Многому ли он нас научил? Перед читателем прошло несколько картин, охватывающих, в своей совокупности, не малую часть римской общественной жизни: даровая раздача хлеба бедным римским гражданам, даровые билеты им же на игры и зрелища, организация римской знатной молодежи, как столичной, так и муниципальной, жизнь римских коллегий маленьких людей с их спектаклями и пирушками, торгово-промышленные предприятия, наконец, сложное хозяйство крупных частных домов... Но, можно спросить, могут ли наши тессеры считаться единственным источником для всего этого? Нет, конечно. За исключением последней картины, материал которой мы, следуя примеру автора, целиком заимствовали у тессер,—они как источник конкурируют с другими источниками как литературного, так и эпиграфического и другого характера. Но и там они сохраняют свое значение как самостоятельный, хотя и не самодовлеющий источник: нигде они не ограничиваются повторением того, что нам и так уже было известно везде они дополняют наши сведения, помогают нам дорисовывать свои картины то в более, то в менее существенных частях. Чтобы убедиться в этом, притворим на минуту окно, которое они нам открыли в римское прошлое; насколько сузится наш горизонт! Конечно, о римских фрументациях и играх, о panis et circenses мы знали бы и так; но пропали бы не только наглядные сведения об организации этого дела, которыми мы обязаны им, но и то тонкое оттенение императорской политики по отношению к нему, которое сказывается в большем или меньшем привлечении к нему личности правящего императора. Равным образом мы не из тессер узнали об организации римской молодежи; но без них мы не знали бы об ее участии во всенародных играх и о покровительстве этому делу императоров, а главное—не знали бы о том, насколько пример столицы нашел себе подражание со стороны муниципальной и провинциальной знати.
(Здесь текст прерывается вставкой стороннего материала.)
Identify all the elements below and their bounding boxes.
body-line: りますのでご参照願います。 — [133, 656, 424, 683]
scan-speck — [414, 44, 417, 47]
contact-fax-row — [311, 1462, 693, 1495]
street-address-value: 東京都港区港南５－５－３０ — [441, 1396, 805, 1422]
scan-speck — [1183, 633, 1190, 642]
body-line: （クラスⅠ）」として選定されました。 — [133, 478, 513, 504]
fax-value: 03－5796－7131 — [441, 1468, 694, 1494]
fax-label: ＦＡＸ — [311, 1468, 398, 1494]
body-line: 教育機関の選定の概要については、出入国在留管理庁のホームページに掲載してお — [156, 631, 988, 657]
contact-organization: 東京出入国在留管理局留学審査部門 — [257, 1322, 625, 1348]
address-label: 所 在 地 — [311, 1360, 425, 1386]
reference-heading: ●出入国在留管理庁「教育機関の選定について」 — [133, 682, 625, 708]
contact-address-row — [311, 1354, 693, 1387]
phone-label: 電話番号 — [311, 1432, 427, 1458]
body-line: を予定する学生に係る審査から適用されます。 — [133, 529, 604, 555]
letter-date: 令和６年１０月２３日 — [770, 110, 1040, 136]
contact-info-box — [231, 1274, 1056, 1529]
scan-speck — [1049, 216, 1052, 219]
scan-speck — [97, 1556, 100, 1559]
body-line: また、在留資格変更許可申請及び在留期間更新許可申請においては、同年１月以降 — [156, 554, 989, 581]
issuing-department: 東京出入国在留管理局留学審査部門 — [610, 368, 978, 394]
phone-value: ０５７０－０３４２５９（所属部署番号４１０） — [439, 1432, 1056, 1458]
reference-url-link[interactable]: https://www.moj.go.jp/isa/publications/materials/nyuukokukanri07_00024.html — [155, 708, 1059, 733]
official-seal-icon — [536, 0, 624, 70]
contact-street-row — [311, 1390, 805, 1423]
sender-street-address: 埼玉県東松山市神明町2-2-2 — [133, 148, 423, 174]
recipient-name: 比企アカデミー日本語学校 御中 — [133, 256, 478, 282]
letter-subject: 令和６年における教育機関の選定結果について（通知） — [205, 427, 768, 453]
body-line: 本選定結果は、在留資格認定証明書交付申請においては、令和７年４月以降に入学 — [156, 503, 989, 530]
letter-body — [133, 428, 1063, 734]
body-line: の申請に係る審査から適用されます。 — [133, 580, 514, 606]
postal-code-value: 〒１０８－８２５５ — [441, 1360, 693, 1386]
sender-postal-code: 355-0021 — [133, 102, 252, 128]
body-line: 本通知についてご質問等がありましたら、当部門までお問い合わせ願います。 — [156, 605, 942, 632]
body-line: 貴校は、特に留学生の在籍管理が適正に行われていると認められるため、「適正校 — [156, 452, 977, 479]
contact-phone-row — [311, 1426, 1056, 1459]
Деятельность коллегий нам известна почти исключительно по надписям: тессеры дополняют лишь некоторые частности, восстановляя, главным образом, параллель между государственной и общественной благотворительностью.

ЗНАЧЕНИЕ ТЕССЕР ДЛЯ НАУКИ

Гораздо самостоятельнее их роль по отношению к торгово- промышленным предприятиям,—прошу вспомнить хотя бы сказанное о пассажирских билетах для легкого судоходства по Тибру,—не говоря уже о частных хозяйствах, которые только благодаря им нам стали известны в своей финансовой самобытности. Этого, полагаю я, достаточно для выяснения важности нового памятника,—тем более, если сообразить, что г. Ростовцев имеет полное право называть себя его первым исследователем, и что его преемники, пользуясь собранным им материалом, несомненно прибавят не мало нового к тому, что нашел он.


Опубликовано в сб.: Из жизни идей. Т. I. СПб. 1905.

Зелинский, Фаддей Францевич (1859-1944) — российский и польский культуролог, антиковед, филолог-классик, переводчик. Профессор Санкт-Петербургского и Варшавского университетов.